10. Model Provenance
Model provenance answers: where did this model come from, who trained it, and can you trust it? Malicious models carry risks of backdoors, data exfiltration, and unpredictable behavior. Verifying provenance prevents deploying compromised models.
What to verify:
Source verification confirms you downloaded the model from the expected source (official repository, not a mirror). Check SHA256 hashes published by the model creator.
Signature verification uses cryptographic signatures to confirm the model hasn't been tampered with. Some model hubs sign releases.
License review identifies legal constraints on model use. Some models prohibit commercial use, require attribution, or impose restrictions on output usage.
Build verification for self-hosted models confirms the build process hasn't been modified. Reproducible builds help here.
Verify model integrity:
# Download model and verify hash
wget https://ollama.ai/library/llama3:latest
sha256sum llama3.bin
# Compare against published hash
echo "expected: 8abb54b1e2... llama3.bin"
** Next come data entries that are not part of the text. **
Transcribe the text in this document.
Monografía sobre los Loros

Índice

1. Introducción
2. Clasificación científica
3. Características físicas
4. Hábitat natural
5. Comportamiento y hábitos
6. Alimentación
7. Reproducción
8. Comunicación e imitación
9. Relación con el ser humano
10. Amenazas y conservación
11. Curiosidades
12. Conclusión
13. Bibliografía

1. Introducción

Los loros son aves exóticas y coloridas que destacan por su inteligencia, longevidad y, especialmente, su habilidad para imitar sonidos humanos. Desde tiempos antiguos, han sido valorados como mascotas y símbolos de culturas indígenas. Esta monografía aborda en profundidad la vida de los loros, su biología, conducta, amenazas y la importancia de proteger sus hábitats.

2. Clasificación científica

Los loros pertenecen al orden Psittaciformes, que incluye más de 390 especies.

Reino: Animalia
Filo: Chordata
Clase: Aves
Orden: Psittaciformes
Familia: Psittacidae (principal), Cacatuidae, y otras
# If mismatch, do not load the model
# For signed models, verify signature
gpg --verify llama3.bin.sig llama3.bin
# Check that signature key matches known fingerprint
Document model inventory:
# model-inventory.yaml
models:
- name: llama3:8b
version: "2024-05-28"
source: https://ollama.ai/library/llama3
sha256: 8abb54b1e2...
license: llama3 community license
imported_at: "2024-05-28"
responsible: [email protected]
risk_level: medium
notes: Default chat model for internal support
- name: mistral:7b
version: "2024-04-15"
source: https://ollama.ai/library/mistral
sha256: 5b2b28c9f1...
license: Apache 2.0
imported_at: "2024-04-15"
responsible: [email protected]
risk_level: low
notes: Code analysis model
Dangerous patterns in model sources:
- Models from unknown GitHub accounts with few stars and recent activity
- Models with pre-set system prompts that instruct bypassing safety
- Models downloaded from IPFS without content verification
- Mirrors of official models with different file sizes
Create a model inventory document listing every model loaded in your local AI deployment. For each model, record: source URL, SHA256 hash (computed now), license, and last update date. Set a monthly reminder to verify hashes haven't changed.